Bahçeye Bakan Oda / Çiğdem Savran Turgay
Bahçeye bakan aydınlık penceresi, renkli kitaplarla dolu rafları, üstündeyken canlanan, çiçek kokuları saçan elbiselerinin durduğu derin loş dolap, duvarlarda asılı çeşit çeşit resimler, afişler ile benim için bir masal alemiydi bu oda.
Evde izin almadan giremediğim tek mekandı. Annem bile kapıyı vurmadan girmezdi buraya. Beklerdi senin sesini duymak için, sen de aceleyle gizlerdin içeride uçuşan perileri, cinleri.
Sen yokken girerdim bazen gizlice, onları uyandırmaktan çekinerek, gezdirirdim ellerimi hafifçe dokunarak eşyalarının üzerinde.
Evde olduğun zaman odandan müzik sesi gelirdi. Fısır fısır konuşurdun telefonda, sırlar paylaşırdın duymamızı istemediğin.
Aynanın karşısında saçlarını tararken seni seyrederdim. Bazen benimkilerini de tarardın da, sırf bu odada olabilmek için sesimi çıkarmazdım fırçanın canımı yakan dokunuşlarına.
Bana masallar anlatırdın, hem korkutan hem güldüren. Büyümek isterdim bir an önce, sırf senin gibi olmak için.

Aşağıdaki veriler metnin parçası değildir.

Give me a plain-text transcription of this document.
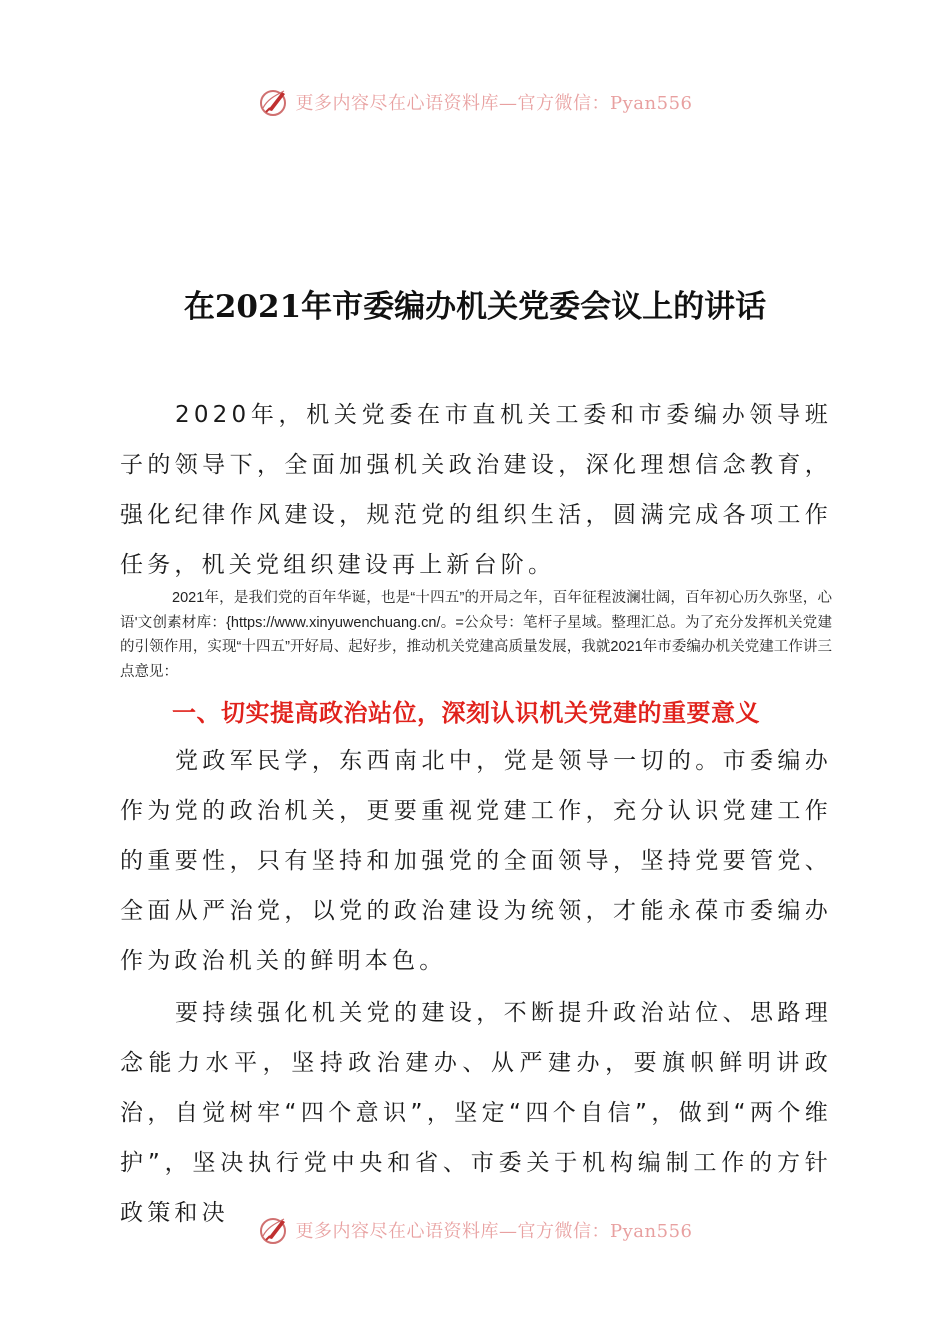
更多内容尽在心语资料库—官方微信：Pyan556
在2021年市委编办机关党委会议上的讲话

2020年，机关党委在市直机关工委和市委编办领导班子的领导下，全面加强机关政治建设，深化理想信念教育，强化纪律作风建设，规范党的组织生活，圆满完成各项工作任务，机关党组织建设再上新台阶。

2021年，是我们党的百年华诞，也是“十四五”的开局之年，百年征程波澜壮阔，百年初心历久弥坚，心语'文创素材库：{https://www.xinyuwenchuang.cn/。=公众号：笔杆子星域。整理汇总。为了充分发挥机关党建的引领作用，实现“十四五”开好局、起好步，推动机关党建高质量发展，我就2021年市委编办机关党建工作讲三点意见：

一、切实提高政治站位，深刻认识机关党建的重要意义

党政军民学，东西南北中，党是领导一切的。市委编办作为党的政治机关，更要重视党建工作，充分认识党建工作的重要性，只有坚持和加强党的全面领导，坚持党要管党、全面从严治党，以党的政治建设为统领，才能永葆市委编办作为政治机关的鲜明本色。

要持续强化机关党的建设，不断提升政治站位、思路理念能力水平，坚持政治建办、从严建办，要旗帜鲜明讲政治，自觉树牢“四个意识”，坚定“四个自信”，做到“两个维护”，坚决执行党中央和省、市委关于机构编制工作的方针政策和决

更多内容尽在心语资料库—官方微信：Pyan556
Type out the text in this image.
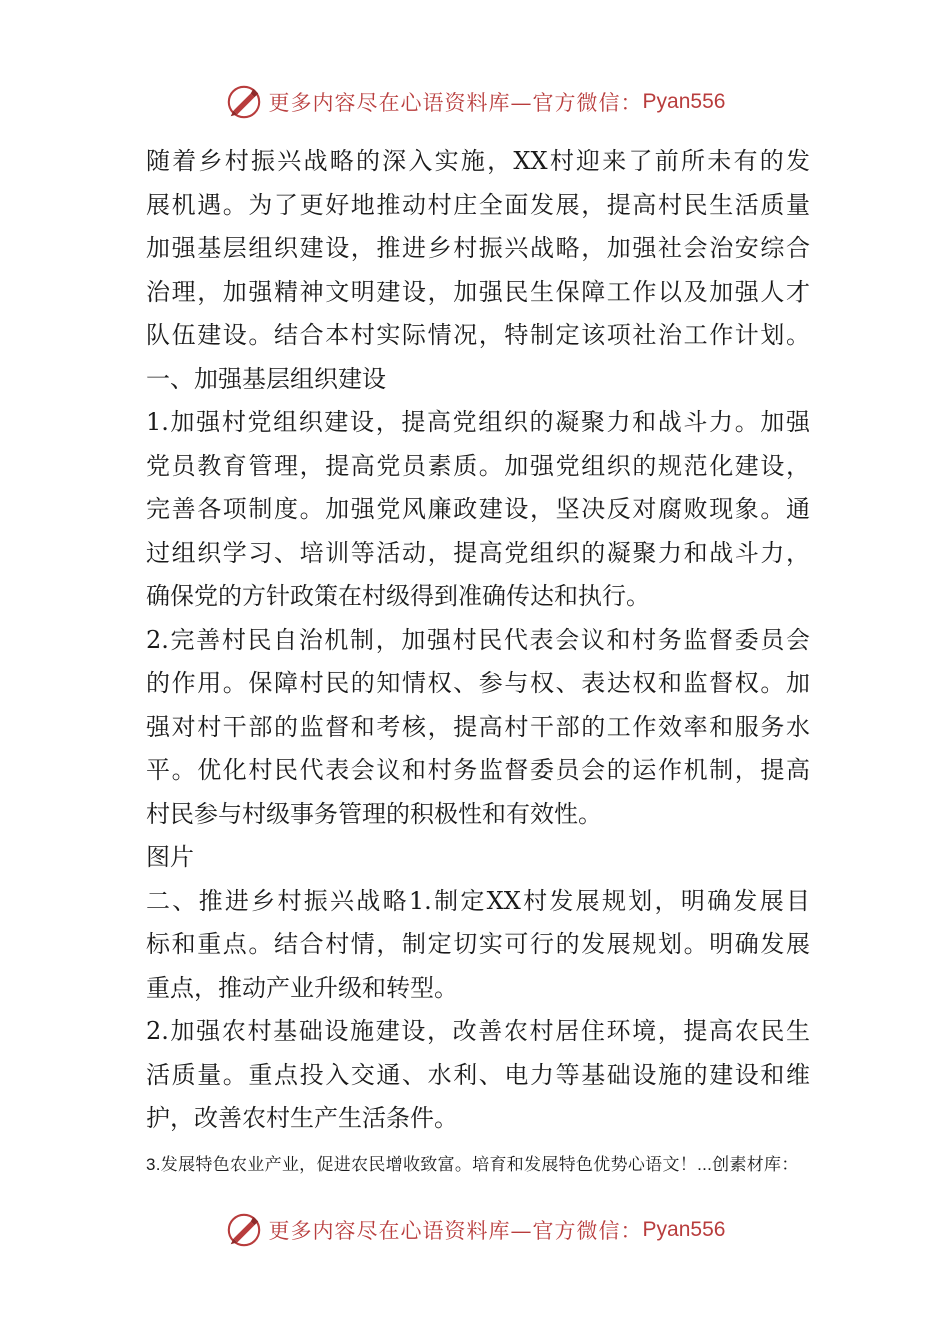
更多内容尽在心语资料库—官方微信： Pyan556
随着乡村振兴战略的深入实施，XX村迎来了前所未有的发
展机遇。为了更好地推动村庄全面发展，提高村民生活质量
加强基层组织建设，推进乡村振兴战略，加强社会治安综合
治理，加强精神文明建设，加强民生保障工作以及加强人才
队伍建设。结合本村实际情况，特制定该项社治工作计划。
一、加强基层组织建设
1.加强村党组织建设，提高党组织的凝聚力和战斗力。加强
党员教育管理，提高党员素质。加强党组织的规范化建设，
完善各项制度。加强党风廉政建设，坚决反对腐败现象。通
过组织学习、培训等活动，提高党组织的凝聚力和战斗力，
确保党的方针政策在村级得到准确传达和执行。
2.完善村民自治机制，加强村民代表会议和村务监督委员会
的作用。保障村民的知情权、参与权、表达权和监督权。加
强对村干部的监督和考核，提高村干部的工作效率和服务水
平。优化村民代表会议和村务监督委员会的运作机制，提高
村民参与村级事务管理的积极性和有效性。
图片
二、推进乡村振兴战略1.制定XX村发展规划，明确发展目
标和重点。结合村情，制定切实可行的发展规划。明确发展
重点，推动产业升级和转型。
2.加强农村基础设施建设，改善农村居住环境，提高农民生
活质量。重点投入交通、水利、电力等基础设施的建设和维
护，改善农村生产生活条件。
3.发展特色农业产业，促进农民增收致富。培育和发展特色优势心语文！...创素材库：
更多内容尽在心语资料库—官方微信： Pyan556
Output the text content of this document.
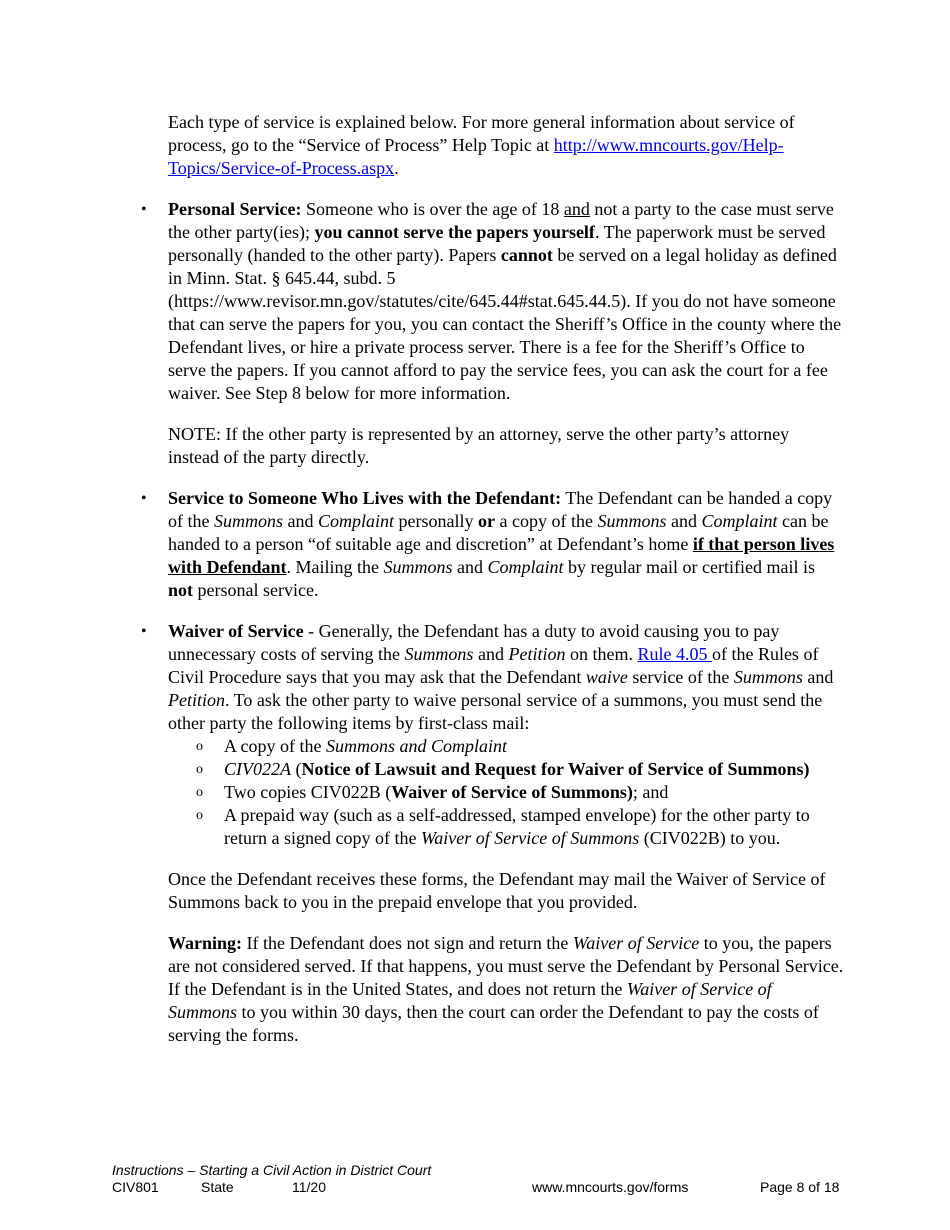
Each type of service is explained below. For more general information about service of process, go to the “Service of Process” Help Topic at http://www.mncourts.gov/Help-Topics/Service-of-Process.aspx.

• Personal Service: Someone who is over the age of 18 and not a party to the case must serve the other party(ies); you cannot serve the papers yourself. The paperwork must be served personally (handed to the other party). Papers cannot be served on a legal holiday as defined in Minn. Stat. § 645.44, subd. 5 (https://www.revisor.mn.gov/statutes/cite/645.44#stat.645.44.5). If you do not have someone that can serve the papers for you, you can contact the Sheriff’s Office in the county where the Defendant lives, or hire a private process server. There is a fee for the Sheriff’s Office to serve the papers. If you cannot afford to pay the service fees, you can ask the court for a fee waiver. See Step 8 below for more information.

NOTE: If the other party is represented by an attorney, serve the other party’s attorney instead of the party directly.

• Service to Someone Who Lives with the Defendant: The Defendant can be handed a copy of the Summons and Complaint personally or a copy of the Summons and Complaint can be handed to a person “of suitable age and discretion” at Defendant’s home if that person lives with Defendant. Mailing the Summons and Complaint by regular mail or certified mail is not personal service.

• Waiver of Service - Generally, the Defendant has a duty to avoid causing you to pay unnecessary costs of serving the Summons and Petition on them. Rule 4.05 of the Rules of Civil Procedure says that you may ask that the Defendant waive service of the Summons and Petition. To ask the other party to waive personal service of a summons, you must send the other party the following items by first-class mail:

o A copy of the Summons and Complaint
o CIV022A (Notice of Lawsuit and Request for Waiver of Service of Summons)
o Two copies CIV022B (Waiver of Service of Summons); and
o A prepaid way (such as a self-addressed, stamped envelope) for the other party to return a signed copy of the Waiver of Service of Summons (CIV022B) to you.

Once the Defendant receives these forms, the Defendant may mail the Waiver of Service of Summons back to you in the prepaid envelope that you provided.

Warning: If the Defendant does not sign and return the Waiver of Service to you, the papers are not considered served. If that happens, you must serve the Defendant by Personal Service. If the Defendant is in the United States, and does not return the Waiver of Service of Summons to you within 30 days, then the court can order the Defendant to pay the costs of serving the forms.

Instructions – Starting a Civil Action in District Court
CIV801	State	11/20	www.mncourts.gov/forms	Page 8 of 18
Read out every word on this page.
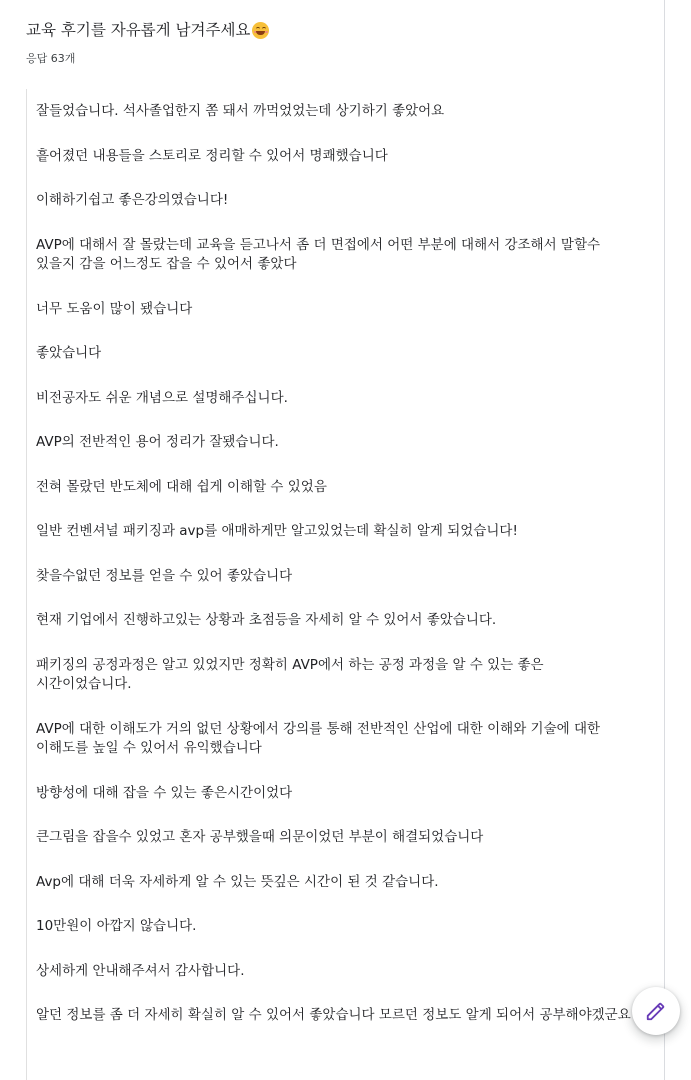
교육 후기를 자유롭게 남겨주세요
응답 63개
잘들었습니다. 석사졸업한지 쫌 돼서 까먹었었는데 상기하기 좋았어요
흩어졌던 내용들을 스토리로 정리할 수 있어서 명쾌했습니다
이해하기쉽고 좋은강의였습니다!
AVP에 대해서 잘 몰랐는데 교육을 듣고나서 좀 더 면접에서 어떤 부분에 대해서 강조해서 말할수 있을지 감을 어느정도 잡을 수 있어서 좋았다
너무 도움이 많이 됐습니다
좋았습니다
비전공자도 쉬운 개념으로 설명해주십니다.
AVP의 전반적인 용어 정리가 잘됐습니다.
전혀 몰랐던 반도체에 대해 쉽게 이해할 수 있었음
일반 컨벤셔널 패키징과 avp를 애매하게만 알고있었는데 확실히 알게 되었습니다!
찾을수없던 정보를 얻을 수 있어 좋았습니다
현재 기업에서 진행하고있는 상황과 초점등을 자세히 알 수 있어서 좋았습니다.
패키징의 공정과정은 알고 있었지만 정확히 AVP에서 하는 공정 과정을 알 수 있는 좋은 시간이었습니다.
AVP에 대한 이해도가 거의 없던 상황에서 강의를 통해 전반적인 산업에 대한 이해와 기술에 대한 이해도를 높일 수 있어서 유익했습니다
방향성에 대해 잡을 수 있는 좋은시간이었다
큰그림을 잡을수 있었고 혼자 공부했을때 의문이었던 부분이 해결되었습니다
Avp에 대해 더욱 자세하게 알 수 있는 뜻깊은 시간이 된 것 같습니다.
10만원이 아깝지 않습니다.
상세하게 안내해주셔서 감사합니다.
알던 정보를 좀 더 자세히 확실히 알 수 있어서 좋았습니다 모르던 정보도 알게 되어서 공부해야겠군요
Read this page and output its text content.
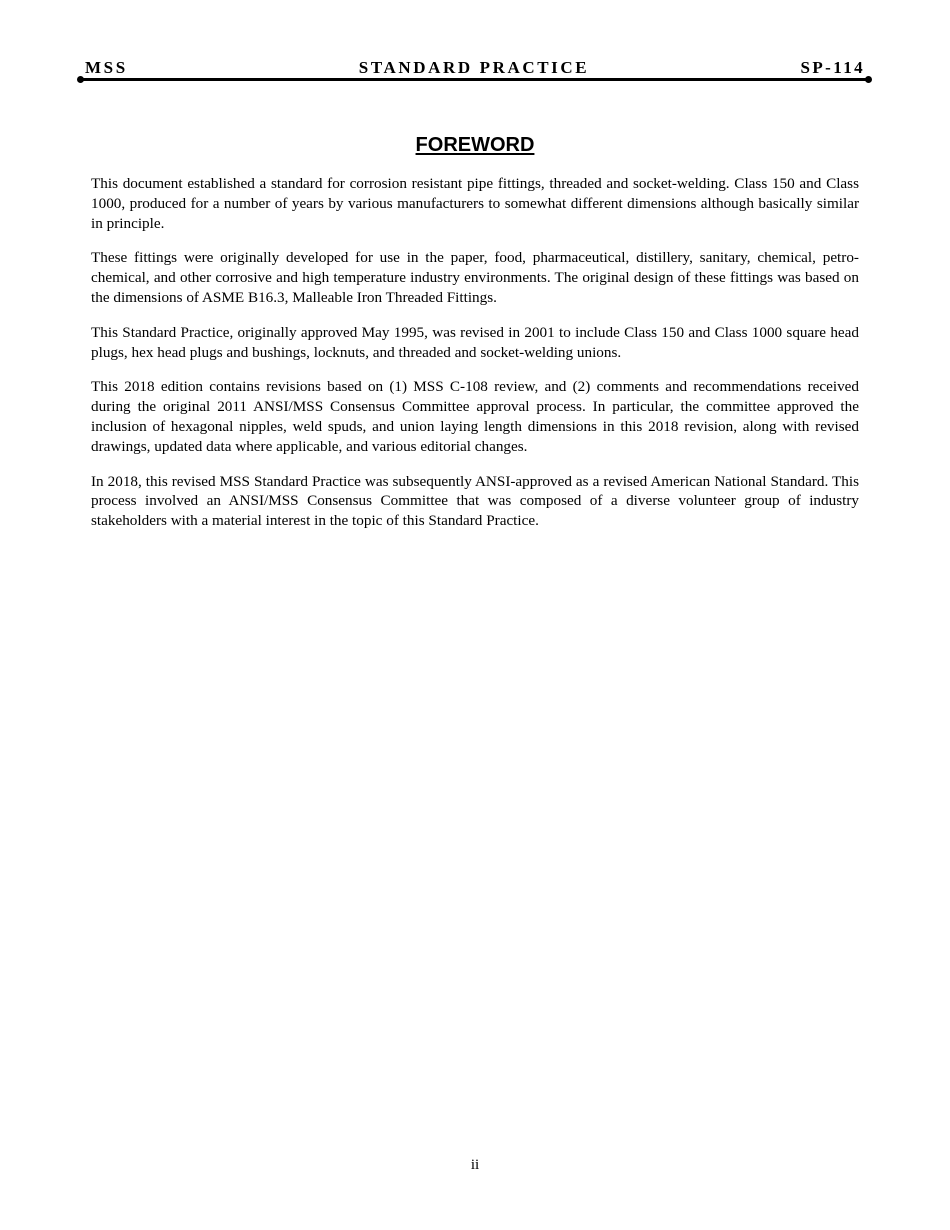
MSS	STANDARD PRACTICE	SP-114
FOREWORD

This document established a standard for corrosion resistant pipe fittings, threaded and socket-welding. Class 150 and Class 1000, produced for a number of years by various manufacturers to somewhat different dimensions although basically similar in principle.

These fittings were originally developed for use in the paper, food, pharmaceutical, distillery, sanitary, chemical, petro-chemical, and other corrosive and high temperature industry environments. The original design of these fittings was based on the dimensions of ASME B16.3, Malleable Iron Threaded Fittings.

This Standard Practice, originally approved May 1995, was revised in 2001 to include Class 150 and Class 1000 square head plugs, hex head plugs and bushings, locknuts, and threaded and socket-welding unions.

This 2018 edition contains revisions based on (1) MSS C-108 review, and (2) comments and recommendations received during the original 2011 ANSI/MSS Consensus Committee approval process. In particular, the committee approved the inclusion of hexagonal nipples, weld spuds, and union laying length dimensions in this 2018 revision, along with revised drawings, updated data where applicable, and various editorial changes.

In 2018, this revised MSS Standard Practice was subsequently ANSI-approved as a revised American National Standard. This process involved an ANSI/MSS Consensus Committee that was composed of a diverse volunteer group of industry stakeholders with a material interest in the topic of this Standard Practice.

ii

Vedalaşırken hava alanında sıkı sıkı sarıldın bana; “özleyeceğim seni Kido” dedin. Yürürken el ele tutuşup onunla, yüzünde hüzünden çok mutluluk vardı oysa. Ve o anda anladım ki, onu benden daha çok seviyordun.
Acaba ben de, senden daha fazla sevebilir miydim birini bir gün! Sen benim sadece ablam değil, kahramanımsın aynı zamanda.
Şimdi senin odana taşıyorum eşyalarımı. Burası benim artık. O loş dolaptaki çiçek kokuları seninle terk etti burayı. Onca cini periyi nasıl sığdırdın çantana. Biliyorum hiçbir şey eskisi gibi olmayacak artık, bu çok sevdiğim odada.